Bishop Andreikus, “God’s Banker”, who headed the Vatican Bank had managed to grow the bank into an international financial behemoth with assets well into the tens of billions of dollars. To accomplish this, some investments had to be made while “holding one’s nose”.  As Andreikus concludes: “The church doesn’t run on Hail Marys.”  One such major investment was in a pharmaceutical house (Sereno) that manufactures a widely popular birth control pill.  A highly controversial (and hypocritical) ownership given the church’s stance on birth control.

Mark Peter uncovers a money laundering scheme involving one of Italy’s top bankers and Andreikus.  They were using the Vatican Bank as a conduit to clandestinely funnel millions of dollars from unsavory “investors” into Swiss bank accounts.

During the day on September 28th, Mark Peter demanded the resignation of Bishop Andreikus and four other cardinals, top members of the Vatican hierarchy.  All were involved in the Vatican Bank’s shady operation.

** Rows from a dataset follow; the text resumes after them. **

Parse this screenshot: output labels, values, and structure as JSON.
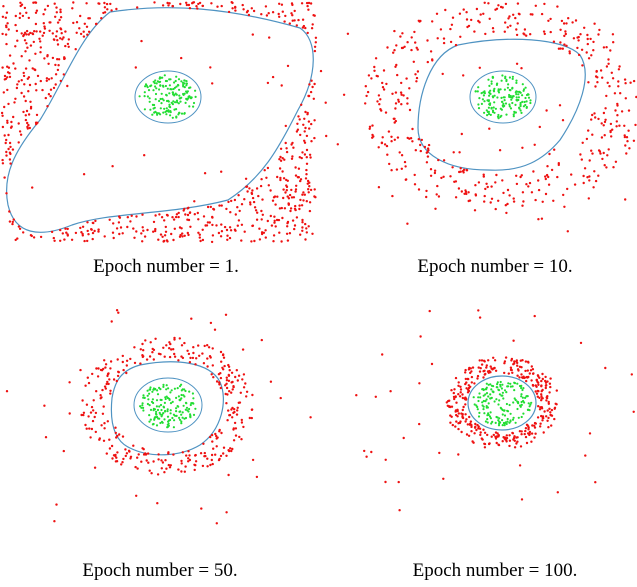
{
  "colors": {
    "outer_points": "#ee1111",
    "inner_points": "#22dd33",
    "boundary_line": "#4f93c2",
    "background": "#ffffff"
  },
  "panels": [
    {
      "caption": "Epoch number = 1."
    },
    {
      "caption": "Epoch number = 10."
    },
    {
      "caption": "Epoch number = 50."
    },
    {
      "caption": "Epoch number = 100."
    }
  ]
}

That night, Mark Peter was dead.  The official Vatican report was that he suffered a massive heart attack.  A heart attack?  Usually a heart attack occurs from excessively high blood pressure. Mark Peter was on Effortil for many years to treat his low blood pressure condition.  His personal physician confirmed that based on his examination of Mark Peter on the previous Sunday that he was in excellent health (“His heart beats stronger than a 20 year-old athlete.”) given the pope’s vigorous, daily exercise regimen.

Sister Assunta had a bird’s eye view of all the pope’s activity (and visitors) as she was his personal assistant at the Vatican. The morning that the pope’s lifeless body was found, under pain of excommunication from the church, she was bound to silence and banished to a cloistered convent in Northern Italy far from the Vatican, far from reporters.

Her birthday party ends at the conclusion of her retelling of Pope Mark Peter’s story.  She murmurs as her wheelchair is pushed to her room: “Long live the dead pope”.